SinPo.id - Pengamat politik dari UIN Syarif Hidayatullah Jakarta, Adi Prayitno, mengingatkan pada para pemimpin organisasi kemasyarakatan (Ormas) Islam dan sejenisnya untuk belajar dari sejarah. Jangan sampai, massa ormas hanya dijadikan alat politik oleh para elit yang tidak bertanggungjawab.  

“Pesan saya, misalnya dalam beberapa diskusi dengan Ustaz Azis Yanuar, saya selalu mengatakan hati-hati berpolitik mengorbankan segala-galanya. Para ulama, kiai, masyayikh, habaib, Ormas-ormas Islam, ketika menjadi partisan politik elektoral tertentu,” kata Adi Prayitno saat menjadi narasumber dalam serial diskusi Teras Politik (Terpol) Kang Kiflan bertajuk “Dinamika Politik Setelah HRS Bebas” pada Selasa 26 Juli 2022.

Adi Prayitno menjelaskan, logika Ormas, kiai, ustaz, itu berbeda dengan logika partai politik dan pihak-pihak yang terlibat dalam kontestasi lima tahunan.

Politik itu, menurut Direktur Eksekutif Parameter Politik Indonesia (PPI), ujung-ujungnya cuma satu, kekuasaan, menang jabatan politik, dan power. Sementara, ormas ini berada di “ruang-ruang yang suci” yang bicara tentang amar ma'ruf nahi munkar, yang itu merupakan sesuatu yang normatif yang ada di langit.
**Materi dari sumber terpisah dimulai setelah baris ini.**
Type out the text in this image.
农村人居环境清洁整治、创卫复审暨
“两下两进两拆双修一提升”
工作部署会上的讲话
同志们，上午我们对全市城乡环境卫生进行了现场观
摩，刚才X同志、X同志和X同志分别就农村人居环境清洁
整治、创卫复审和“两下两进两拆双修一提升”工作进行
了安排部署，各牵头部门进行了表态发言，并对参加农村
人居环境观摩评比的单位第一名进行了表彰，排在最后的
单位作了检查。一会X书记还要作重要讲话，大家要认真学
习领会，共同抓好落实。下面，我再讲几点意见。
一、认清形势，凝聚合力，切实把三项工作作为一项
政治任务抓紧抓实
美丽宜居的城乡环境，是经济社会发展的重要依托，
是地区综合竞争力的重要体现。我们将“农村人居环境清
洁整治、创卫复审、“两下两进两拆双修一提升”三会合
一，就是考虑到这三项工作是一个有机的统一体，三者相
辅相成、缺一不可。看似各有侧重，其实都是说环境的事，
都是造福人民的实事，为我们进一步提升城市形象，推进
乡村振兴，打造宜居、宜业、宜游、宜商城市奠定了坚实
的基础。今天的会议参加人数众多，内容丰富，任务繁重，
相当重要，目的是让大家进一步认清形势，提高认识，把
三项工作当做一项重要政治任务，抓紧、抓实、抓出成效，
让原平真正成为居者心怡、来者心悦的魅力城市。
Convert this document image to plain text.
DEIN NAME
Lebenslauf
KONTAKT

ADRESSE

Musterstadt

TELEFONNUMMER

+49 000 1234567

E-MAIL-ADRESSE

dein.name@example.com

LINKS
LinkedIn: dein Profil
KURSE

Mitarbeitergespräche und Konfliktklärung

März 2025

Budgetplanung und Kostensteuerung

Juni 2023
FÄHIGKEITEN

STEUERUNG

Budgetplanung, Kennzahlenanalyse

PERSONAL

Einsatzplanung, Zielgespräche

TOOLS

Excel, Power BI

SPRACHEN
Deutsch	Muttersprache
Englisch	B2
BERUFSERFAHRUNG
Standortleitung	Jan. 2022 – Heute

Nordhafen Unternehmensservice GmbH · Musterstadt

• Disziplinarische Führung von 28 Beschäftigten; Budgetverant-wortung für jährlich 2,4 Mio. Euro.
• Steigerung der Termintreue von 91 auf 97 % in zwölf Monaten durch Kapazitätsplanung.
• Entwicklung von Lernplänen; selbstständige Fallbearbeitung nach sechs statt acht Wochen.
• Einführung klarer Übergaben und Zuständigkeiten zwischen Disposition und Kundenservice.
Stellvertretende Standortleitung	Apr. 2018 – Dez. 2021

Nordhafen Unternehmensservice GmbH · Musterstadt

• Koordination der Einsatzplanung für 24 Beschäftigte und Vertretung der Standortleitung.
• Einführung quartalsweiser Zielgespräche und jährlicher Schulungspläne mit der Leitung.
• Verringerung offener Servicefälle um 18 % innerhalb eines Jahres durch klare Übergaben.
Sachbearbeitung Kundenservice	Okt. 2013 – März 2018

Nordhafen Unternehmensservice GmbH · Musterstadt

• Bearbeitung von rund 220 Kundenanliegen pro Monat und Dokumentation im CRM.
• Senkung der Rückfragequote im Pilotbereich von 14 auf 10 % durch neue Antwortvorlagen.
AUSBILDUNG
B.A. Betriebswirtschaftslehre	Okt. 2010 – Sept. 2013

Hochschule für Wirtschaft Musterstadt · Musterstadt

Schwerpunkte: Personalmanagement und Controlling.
“Makanya, ketika ada issue tentang amar ma'ruf nahi munkar yang menjadi trigger perjuangan teman-teman eks FPI, ataupun HRS misalnya, itu kan niatnya bagaimana nilai-nilai keagamaan itu bisa dipraktekkan dalam kehidupan kebangsaan dan negara, dalam konteks itu tidak ada perdebatan apapun,” tutur Adi Prayitno.

Akan tetapi, sambung Adi Prayitno, bagi partai politik, istilah amar ma'ruf nahi munkar itu bisa ditaksirkan “begitu banyak" dalam hal ini adalah sebagai cara untuk memenangkan pertarungan.

“Ini yang saya sebut bahwa kadang naif melihat Ormas-ormas Islam keagamaan itu. Seringkali hanya menjadi “kuda tunggangan politik” kalau jelang Pemilu,” tukas Adi Prayitno.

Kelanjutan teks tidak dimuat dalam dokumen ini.